Там березы хлыстами и сосны… Теперешний был в отъезде. Березы над крышей и сосны…
Из трубы шел дым. Видимо, там затопили камин.
Не случайно поселился здесь тот, кто владел ею теперь. Мысленно увидел. На втором этаже мастерская. Обширный стол, всюду разбросаны наброски, рисунки, черновики стихов, нацарапанные крупным корявым почерком. В дальнем углу холсты и картоны, составленные стоймя.
Из каминной трубы не шел дым, странно. Нет, подумал я, хозяин не может быть в отъезде, разве что случайно…
Вот он – в расстегнутой шубе стоит на крыльце и, театрально подняв руку, приветствует меня.
(Фотография пожелтелая, наклеенная на серый картон.) Весенний день. Возле террасы с темными стеклышками стоят – молодой Маяковский, серьезный, в дурацком цилиндре – даже набекрень, и тоненькая Ахматова, в белом, длинная нитка бус до пояса, смотрит снизу вверх на него, как на великана. Они разговаривают. Все фотографии обычно говорят. Но эти как бы поддразнивают друг друга.
– Что же Вы, Анна Андреевна, все – стишки, не надоело?
– Не хамите, Владимир Владимирович. Уверяю Вас, не умеете Вы, не идет Вам это фанфаронство, и Ваш идиотский цилиндр снимите. Не стесняйтесь быть поэтом.
– Вы – красивая. Хотите наизусть – всю вашу «Белую стаю»?
– Верю. А знаете, что напишут? Маяковский и Ахматова недолюбливали друг друга и не встречались.

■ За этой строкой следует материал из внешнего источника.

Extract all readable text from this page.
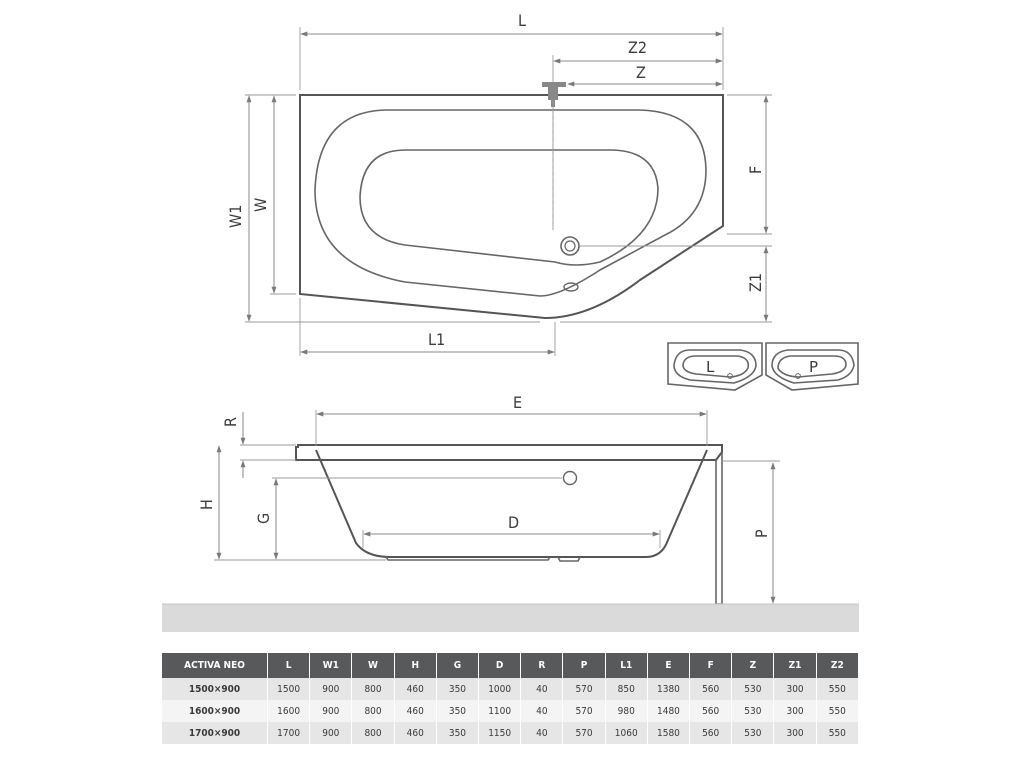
L
Z2
Z
W1 W
F
Z1
L1
L	P
E
R
H
G	D
P
ACTIVA NEO	L	W1	W	H	G	D	R	P	L1	E	F	Z	Z1	Z2
1500×900	1500	900	800	460	350	1000	40	570	850	1380	560	530	300	550
1600×900	1600	900	800	460	350	1100	40	570	980	1480	560	530	300	550
1700×900	1700	900	800	460	350	1150	40	570	1060	1580	560	530	300	550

Я уже подходил к соседней калитке, на которой была фанерная табличка: МУЗЕЙ. Буквы были нарисованы выпукло, как объемные. Я попробовал букву М. Оказалось, действительно, – деревянная буква кубиком. Я хотел ухватить и оторвать от фанеры следующую. Но буква У была нарисована. Тьфу! Обманщики.
Несколько иномарок стояли в глубине возле дома, не говоря о двух машинах у калитки. Может быть, тоже: эти настоящие, а там нарисованные, – почему-то подумалось мне. Наверно, потому что черные машины были одинаковые для меня, как буквы. «Приехали», – хотя кто приехал, я не знал.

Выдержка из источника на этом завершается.